Encontraram o acampamento totalmente destruído. Semelhava a destruição de um
rio quando vinha uma enchente. Dos alienígenas nem sinal. Apenas o feixe de luz
tênue que saía do cume da montanha subia até o espaço, e desaparecia de vista
quando atingia o fim da atmosfera. Tagor Fashall e Antonieta tanto caminharam pela
praia que acabaram chegando ao outro lado da ilha. Morion Lucindo havia voltado
pra vila, Émile Passion ao vê-lo desmaiou. Foi forte demais pra ela, ver seu
velho pai são e salvo, voltar da terra dos mortos. Tanta era a curiosidade dos aldeões
que iam à oficina, a verem com seus próprios olhos o morto-vivo. Somente na
aparência o ferreiro da aldeia parecia o mesmo. Estranho estava no modo de
agir, parecia outra pessoa. Uma questão ainda tinha que ser esclarecida, quem
realmente o assassinara. Fora intimidado a depor, mas teria dito ao delegado
que de nada recordava. O homem da Lei confabulou que das duas uma: ou ele
queria livrar o sobrinho Rafael Bertrand do crime, ou reforçava a tese de Tagor
que aquele não era Seu Lucindo de corpo e alma. Achava que seu corpo estaria
hospedando um alien, retornara a vila tão somente para investigar, e levar informações
para os extraterrenos. Quando alguém perguntava como era no mundo dos mortos,
Seu Lucindo contava uma história:
“Assim que a gente morre, Hermes o deus mensageiro, dos pesos e
das medidas, vem ao nosso encontro, e conduz nosso espírito até o reinado de
Hades, do rei Érebo da terra dos mortos. Um palácio sombrio e sinistro com
portões monumentais, eternamente guardados por Cérbero, o cão de três cabeças e
cauda de serpente. Mediante o pagamento do óbolo o barqueiro Caronte, em sua
barca, atravessa os mortos através do rio Aqueronte. Minha filha Émile pôs a
moeda de um danake debaixo da minha língua por isso pude pagar. Porem vi muitos
mortos que não tendo como pagar estão à margem do rio, e lá permanecerão por
toda eternidade. A terra dos mortos fica no extremo ocidente, além do rio
Oceano, muito abaixo da superfície da terra, lá se encontra o portal do castelo
de Cumas. No topo da montanha de Aqueron. Onde nascem e descem vários rios. O
Rio Flegetonte, o rio de fogo, que purifica os espíritos de tudo de ruim que
adquiriram em vida. O Rio Cócito, o rio do pranto e do lamento, onde as almas
se arrependiam de tudo de ruim que fizeram na terra. O rio Erídano, o rio em
que os mortos têm de prometer nunca contar aos vivos o que viram naqueles
domínio. Rio Lete, o rio do esquecimento, os mortos são obrigados a beber de
suas águas para esquecer tudo o que haviam vivido aqui na terra. O rio Estige,
o rio da imortalidade, ao beber de sua água os homens se tornam imortais. E
finalmente o rio Aqueronte, o rio da eterna aflição, onde as almas experimentam
a travessia, donde nunca mais podem voltar. O feroz guardião permite somente a
entrada, não deixam porem ninguém mais sair. A morte é um caminho sem volta.

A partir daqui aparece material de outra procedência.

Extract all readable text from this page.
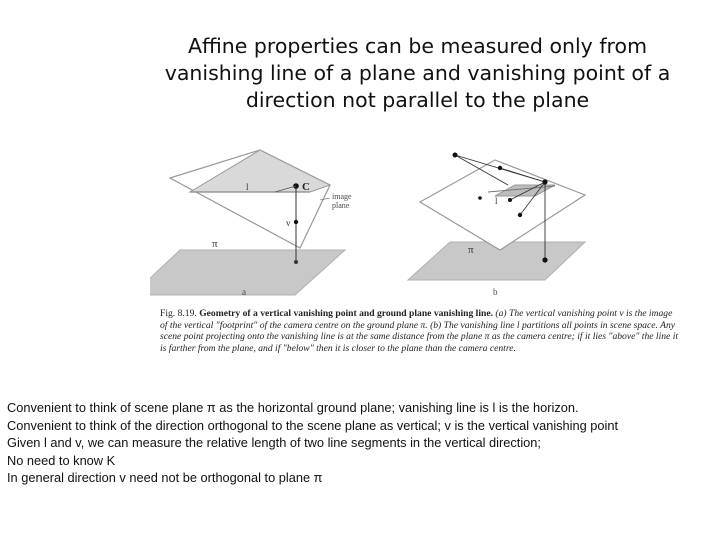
Affine properties can be measured only from
vanishing line of a plane and vanishing point of a
direction not parallel to the plane
l	C
v
image plane
π
a
l
π
b
Fig. 8.19. Geometry of a vertical vanishing point and ground plane vanishing line. (a) The vertical vanishing point v is the image of the vertical "footprint" of the camera centre on the ground plane π. (b) The vanishing line l partitions all points in scene space. Any scene point projecting onto the vanishing line is at the same distance from the plane π as the camera centre; if it lies "above" the line it is farther from the plane, and if "below" then it is closer to the plane than the camera centre.
Convenient to think of scene plane π as the horizontal ground plane; vanishing line is l is the horizon.
Convenient to think of the direction orthogonal to the scene plane as vertical; v is the vertical vanishing point
Given l and v, we can measure the relative length of two line segments in the vertical direction;
No need to know K
In general direction v need not be orthogonal to plane π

Não foi pra mim, porque os espíritos dos planetas distantes me resgatou.
Nem tudo no mundo dos mortos é só aflição. Têm os Campos Elísios,
também chamado de “Ilha dos Bem-Aventurados”. Um lugar aprazível e de grande
beleza pra onde são levados os heróis, os santos, os poetas. Ali o sol brilha
eternamente, e dum alto monte cai uma cascata de vinho, onde se pode beber
quanto se queira, sem se embriagar. E o vale das almas Nemôsine, os iniciados
em desvendar mistérios. Os que estão ali ficam mil anos, até apagar-se tudo de
terreno que houver neles. Depois dessa purificação, lhes são revelados os
segredos do portal, e por isso poderão um dia voltar a terra, em forma de
animais.”
O Grande
Dinossauro por onde passou grande estrago fez. Ninguém sabia, mas viera das
profundezas da terra atendendo um chamado dos aliens. Das profundezas
glaciais da ilha, o fóssil acordou. Controlando sua mente através de uma
mensagem telepática, os alienígenas lhe encarregaria de tirar, com sua força, uma
grande pedra que obstruía o acesso até a sala do tesouro. Pra chegar até lá, o
réptil pré-histórico destruiu tudo que viu pela frente, árvores enormes na floresta,
o acampamento. Suas pegadas ocasionaram crateras que um dia se encheria com água
da chuva e seriam chamados de açude. Enquanto
fazia a escavação o Tiranossauro Rex acabou encontrando um Coendou prehensilis,
um Quandú gigante, que hibernava dentro de sua toca. O roedor tamanho família
acordou furioso. Os dois bichos se atracaram. Acredite, a briga foi feia.